A Merkle Patricia Trie is a persistent & authenticated data structure to map between arbitrary keys and values. It's like a hashmap on steroids, which isn't tamperable. The items are represented in a space-optimized trie (a.k.a prefix tree) of radix 16. The hash digest of their keys gives the path to values in the trie. For more details, read the wiki.
The use cases are numerous, such as maintaining large on-chain registries (e.g. domains) or providing unreasonably large oracled datasets of intrinsic data (e.g. a map of delegators/delegatees) or extrinsic data (e.g. GitHub data pertaining to an ecosystem of projects). It's also perfectly suited for long-running datasets that grow at a slow rate (e.g. a PoW blockchain).
Using only a root hash digest (32 bytes) and a succinct proof (<1KB), Merkle Patricia Tries provides rapid:
- membership (i.e. inclusion of key/value pairs)
- non-membership (i.e. exclusion of keys)
- insertion
- deletion
- update (i.e. deletation followed by insertion)
...of any key/value item in a large (billions) store.

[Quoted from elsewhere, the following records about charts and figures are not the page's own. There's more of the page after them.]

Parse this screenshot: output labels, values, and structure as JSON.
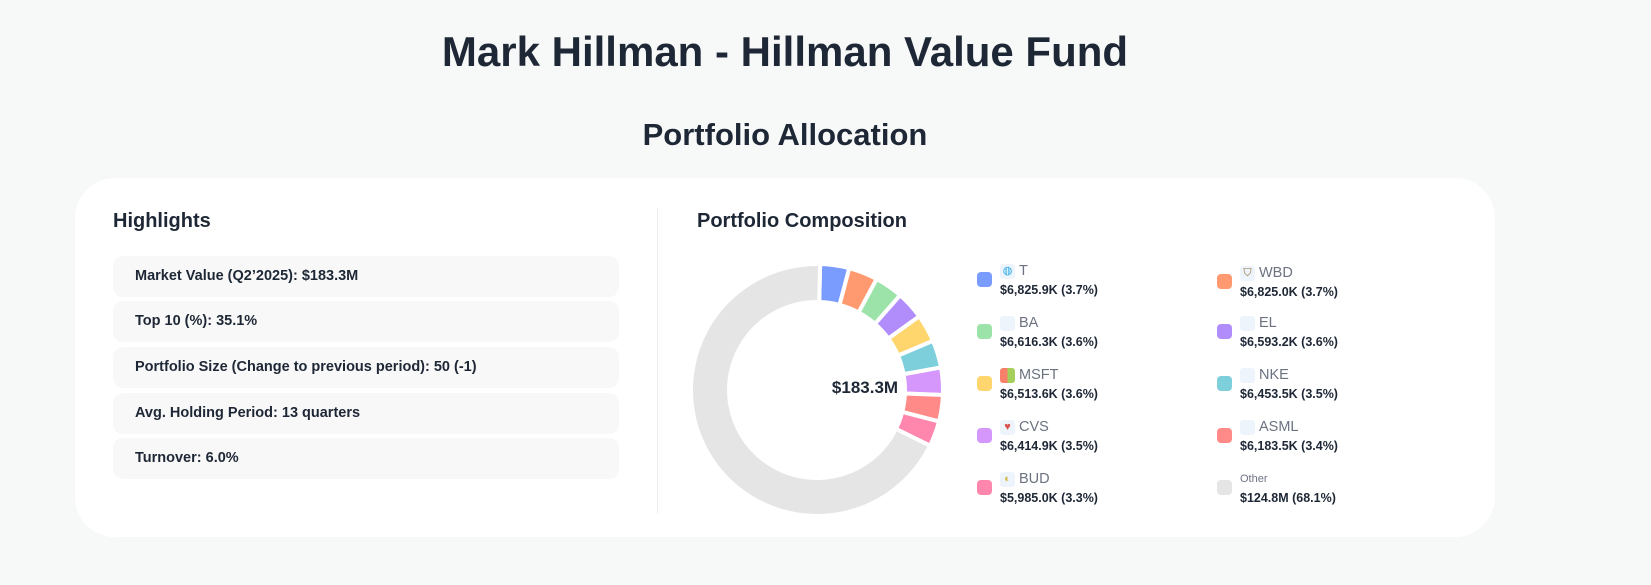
{
  "header": {
    "title": "Mark Hillman - Hillman Value Fund",
    "subtitle": "Portfolio Allocation"
  },
  "highlights": {
    "heading": "Highlights",
    "items": [
      "Market Value (Q2’2025): $183.3M",
      "Top 10 (%): 35.1%",
      "Portfolio Size (Change to previous period): 50 (-1)",
      "Avg. Holding Period: 13 quarters",
      "Turnover: 6.0%"
    ]
  },
  "chart_data": {
    "type": "pie",
    "title": "Portfolio Composition",
    "center_label": "$183.3M",
    "legend_placement": "right",
    "slices": [
      {
        "ticker": "T",
        "value_label": "$6,825.9K (3.7%)",
        "value": 6825.9,
        "percent": 3.7,
        "color": "#7b9cff",
        "icon": "att-globe-icon"
      },
      {
        "ticker": "WBD",
        "value_label": "$6,825.0K (3.7%)",
        "value": 6825.0,
        "percent": 3.7,
        "color": "#ff9a70",
        "icon": "wb-shield-icon"
      },
      {
        "ticker": "BA",
        "value_label": "$6,616.3K (3.6%)",
        "value": 6616.3,
        "percent": 3.6,
        "color": "#9be3a8",
        "icon": "boeing-logo-icon"
      },
      {
        "ticker": "EL",
        "value_label": "$6,593.2K (3.6%)",
        "value": 6593.2,
        "percent": 3.6,
        "color": "#b18cfb",
        "icon": "estee-lauder-logo-icon"
      },
      {
        "ticker": "MSFT",
        "value_label": "$6,513.6K (3.6%)",
        "value": 6513.6,
        "percent": 3.6,
        "color": "#ffd66e",
        "icon": "microsoft-logo-icon"
      },
      {
        "ticker": "NKE",
        "value_label": "$6,453.5K (3.5%)",
        "value": 6453.5,
        "percent": 3.5,
        "color": "#7ecfdc",
        "icon": "nike-swoosh-icon"
      },
      {
        "ticker": "CVS",
        "value_label": "$6,414.9K (3.5%)",
        "value": 6414.9,
        "percent": 3.5,
        "color": "#d597fc",
        "icon": "cvs-heart-icon"
      },
      {
        "ticker": "ASML",
        "value_label": "$6,183.5K (3.4%)",
        "value": 6183.5,
        "percent": 3.4,
        "color": "#ff8a87",
        "icon": "asml-logo-icon"
      },
      {
        "ticker": "BUD",
        "value_label": "$5,985.0K (3.3%)",
        "value": 5985.0,
        "percent": 3.3,
        "color": "#ff86ad",
        "icon": "bud-logo-icon"
      },
      {
        "ticker": "Other",
        "value_label": "$124.8M (68.1%)",
        "value": 124800,
        "percent": 68.1,
        "color": "#e4e5e4",
        "icon": ""
      }
    ]
  }
}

yarn add @aiken-lang/merkle-patricia-forestry
See off-chain for usage.
aiken add aiken-lang/merkle-patricia-forestry --version 2.1.0
See on-chain for usage.
This library implements a few optimizations. We borrow ideas from the Ethereum's Modified Merkle Patricia Trie (MPT) and also introduce a novel approach for organizing nodes as tiny Sparse Merkle Trees that result in much smaller proof sizes, and gives the name to the structure: Merkle Patricia Forestry. This optimization and overall approach are covered in more detail in the wiki.
While this optimization sacrifices some memory and CPU execution units for smaller proof sizes, the library ultimately achieves a good trade-off. The table below summarizes the proof size, memory units, and CPU units for various sizes of tries and operations. On top of that, including the MPF library as a dependency adds ~2.5KB of generated UPLC.

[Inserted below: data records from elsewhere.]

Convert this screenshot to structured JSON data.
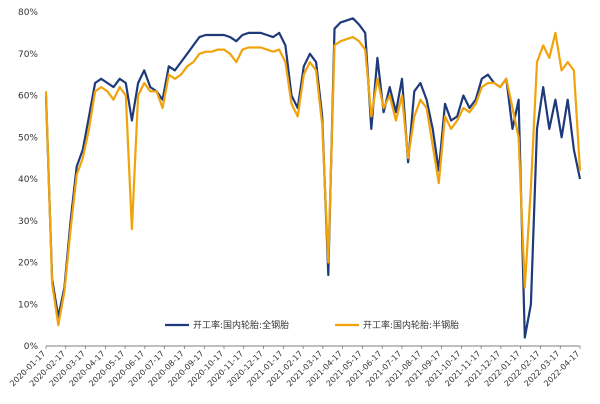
{
  "chart_data": {
    "type": "line",
    "xlabel": "",
    "ylabel": "",
    "ylim": [
      0,
      80
    ],
    "y_unit": "%",
    "grid": false,
    "legend_position": "bottom-center-inside",
    "x_tick_labels": [
      "2020-01-17",
      "2020-02-17",
      "2020-03-17",
      "2020-04-17",
      "2020-05-17",
      "2020-06-17",
      "2020-07-17",
      "2020-08-17",
      "2020-09-17",
      "2020-10-17",
      "2020-11-17",
      "2020-12-17",
      "2021-01-17",
      "2021-02-17",
      "2021-03-17",
      "2021-04-17",
      "2021-05-17",
      "2021-06-17",
      "2021-07-17",
      "2021-08-17",
      "2021-09-17",
      "2021-10-17",
      "2021-11-17",
      "2021-12-17",
      "2022-01-17",
      "2022-02-17",
      "2022-03-17",
      "2022-04-17"
    ],
    "y_tick_labels": [
      "0%",
      "10%",
      "20%",
      "30%",
      "40%",
      "50%",
      "60%",
      "70%",
      "80%"
    ],
    "series": [
      {
        "name": "开工率:国内轮胎:全钢胎",
        "color": "#1f3a7a",
        "values": [
          60,
          16,
          7,
          14,
          30,
          43,
          47,
          55,
          63,
          64,
          63,
          62,
          64,
          63,
          54,
          63,
          66,
          62,
          61,
          59,
          67,
          66,
          68,
          70,
          72,
          74,
          74.5,
          74.5,
          74.5,
          74.5,
          74,
          73,
          74.5,
          75,
          75,
          75,
          74.5,
          74,
          75,
          72,
          60,
          57,
          67,
          70,
          68,
          55,
          17,
          76,
          77.5,
          78,
          78.5,
          77,
          75,
          52,
          69,
          56,
          62,
          56,
          64,
          44,
          61,
          63,
          59,
          52,
          42,
          58,
          54,
          55,
          60,
          57,
          59,
          64,
          65,
          63,
          62,
          64,
          52,
          59,
          2,
          10,
          52,
          62,
          52,
          59,
          50,
          59,
          47,
          40
        ]
      },
      {
        "name": "开工率:国内轮胎:半钢胎",
        "color": "#f0a30a",
        "values": [
          61,
          15,
          5,
          13,
          28,
          41,
          45,
          52,
          61,
          62,
          61,
          59,
          62,
          60,
          28,
          60,
          63,
          61,
          61,
          57,
          65,
          64,
          65,
          67,
          68,
          70,
          70.5,
          70.5,
          71,
          71,
          70,
          68,
          71,
          71.5,
          71.5,
          71.5,
          71,
          70.5,
          71,
          68,
          58,
          55,
          65,
          68,
          66,
          53,
          20,
          72,
          73,
          73.5,
          74,
          73,
          71,
          55,
          64,
          57,
          60,
          54,
          60,
          45,
          55,
          59,
          57,
          48,
          39,
          55,
          52,
          54,
          57,
          56,
          58,
          62,
          63,
          63,
          62,
          64,
          57,
          50,
          14,
          38,
          68,
          72,
          69,
          75,
          66,
          68,
          66,
          42
        ]
      }
    ]
  }
}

size | proof size (bytes) | insert or delete | update | membership | non-membership |
---|---|---|---|---|---|
10² | ~200 | mem: 188.5K cpu: 53.9M |
mem: 222.5K cpu: 64.5M |
mem: 111.3K cpu: 32.3M |
mem: 77.3K cpu: 21.6M |
10³ | ~340 | mem: 252.5K cpu: 72M |
mem: 284.5K cpu: 82M |
mem: 142.3K cpu: 41M |
mem: 110.3K cpu: 31M |
10⁴ | ~480 | mem: 316.5K cpu: 90.1M |
mem: 346.5K cpu: 99.5M |
mem: 173.3K cpu: 49.8M |
mem: 143.3K cpu: 40.3M |
10⁵ | ~620 | mem: 380.5K cpu: 108.2M |
mem: 408.5K cpu: 117M |
mem: 204.3K cpu: 58.5M |
mem: 176.3K cpu: 49.7M |
10⁶ | ~760 | mem: 444.5K cpu: 126.3M |
mem: 470.5K cpu: 134.5M |
mem: 235.3K cpu: 67.3M |
mem: 209.3K cpu: 59M |
10⁷ | ~900 | mem: 508.5K cpu: 144.4M |
mem: 532.5K cpu: 152M |
mem: 266.3K cpu: 76M |
mem: 242.3K cpu: 68.4M |
10⁸ | ~1040 | mem: 572.5K cpu: 162.5M |
mem: 594.5K cpu: 169.5M |
mem: 297.3K cpu: 84.8M |
mem: 275.3K cpu: 77.7M |
10⁹ | ~1180 | mem: 636.5K cpu: 180.6M |
mem: 656.5K cpu: 187M |
mem: 328.3K cpu: 93.5M |
mem: 308.3K cpu: 87.1M |
Note
On current mainnet, 140K mem units and 100M cpu units corresponds respectively to 1% of the maximum transaction mem and cpu budgets.